Lapworth sections, as seen from the Loch Eriboll to Tongue Road

Such was the intensity of the work he undertook that Lapworth suffered some sort of breakdown soon after he had finished. According to Sir Edward Bailey, he felt ‘the great Moine nappe grating over his body as he lay tossing on his bed at night.’ It was left to his colleagues to present the case for his model to the Survey, and in particular to its Director General, Sir Archibald Geikie.

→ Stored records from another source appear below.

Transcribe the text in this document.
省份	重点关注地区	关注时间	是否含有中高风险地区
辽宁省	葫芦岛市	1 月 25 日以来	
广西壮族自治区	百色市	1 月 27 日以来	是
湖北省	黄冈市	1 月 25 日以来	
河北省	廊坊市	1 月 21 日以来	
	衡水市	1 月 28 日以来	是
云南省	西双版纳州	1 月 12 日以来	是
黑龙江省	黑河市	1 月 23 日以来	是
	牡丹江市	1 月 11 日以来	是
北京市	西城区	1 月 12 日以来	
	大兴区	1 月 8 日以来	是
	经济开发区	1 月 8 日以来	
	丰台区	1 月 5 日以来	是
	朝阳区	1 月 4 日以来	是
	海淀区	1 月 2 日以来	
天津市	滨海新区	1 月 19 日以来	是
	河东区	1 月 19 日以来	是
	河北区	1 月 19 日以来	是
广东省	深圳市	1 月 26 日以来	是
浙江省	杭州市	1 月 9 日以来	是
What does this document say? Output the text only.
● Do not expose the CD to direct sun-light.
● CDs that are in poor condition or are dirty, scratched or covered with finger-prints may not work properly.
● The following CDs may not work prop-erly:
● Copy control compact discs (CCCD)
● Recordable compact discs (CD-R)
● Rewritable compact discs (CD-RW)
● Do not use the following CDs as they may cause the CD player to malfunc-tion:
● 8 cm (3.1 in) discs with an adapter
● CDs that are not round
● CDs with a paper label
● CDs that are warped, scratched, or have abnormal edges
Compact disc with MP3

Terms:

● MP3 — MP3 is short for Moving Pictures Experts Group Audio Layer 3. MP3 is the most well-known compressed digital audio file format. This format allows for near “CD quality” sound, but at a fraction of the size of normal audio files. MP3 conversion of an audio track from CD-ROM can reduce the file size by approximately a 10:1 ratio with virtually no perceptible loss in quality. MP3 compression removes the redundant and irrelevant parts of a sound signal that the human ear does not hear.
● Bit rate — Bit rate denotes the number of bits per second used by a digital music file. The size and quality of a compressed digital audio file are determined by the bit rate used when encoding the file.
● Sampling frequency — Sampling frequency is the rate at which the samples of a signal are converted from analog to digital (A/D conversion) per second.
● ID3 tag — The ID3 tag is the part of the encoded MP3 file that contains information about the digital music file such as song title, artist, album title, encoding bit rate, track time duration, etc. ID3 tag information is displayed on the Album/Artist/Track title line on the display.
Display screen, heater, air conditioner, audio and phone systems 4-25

It was the Survey’s own professional surveyors who led Geikie in 1884 to areas that strongly suggested that the Murchison model was wrong. Geikie was not a man to show weakness, but Lapworth was told that ‘his aspect after yielding seems to have been pitiable.’ However, yield he did, though he showed extreme reluctance to give credit where credit was due. He chose Nature magazine, and not Survey publications, in which to announce the new findings, and sought to imply that it was the Survey that had reached these conclusions. At no time did he mention Callaway, nor Lapworth – the reminder of the latter’s involvement in the Southern Uplands debacle rubbed yet more salt into his wounds.

The amateurs were furious, but one could argue that it was Geikie’s job to protect the integrity of the Survey. That integrity was protected further by the superb work of the Survey team as they picked their way over Sutherland and Ross-shire. The names of the two team-leaders, Ben Peach and John Horne, are the stuff of geological legend. You can today ‘meet’ them at Knockan Crag, and if you press the button, they will tell you of their exploits. A memorial to them was erected in 1930; it looks out over Loch Assynt towards Quinag – exactly the view Murchison chose as his frontispiece for Siluria. But perhaps the best monument to the pair are the maps they left for posterity. Nothing shows better the complexity of the task they accomplished.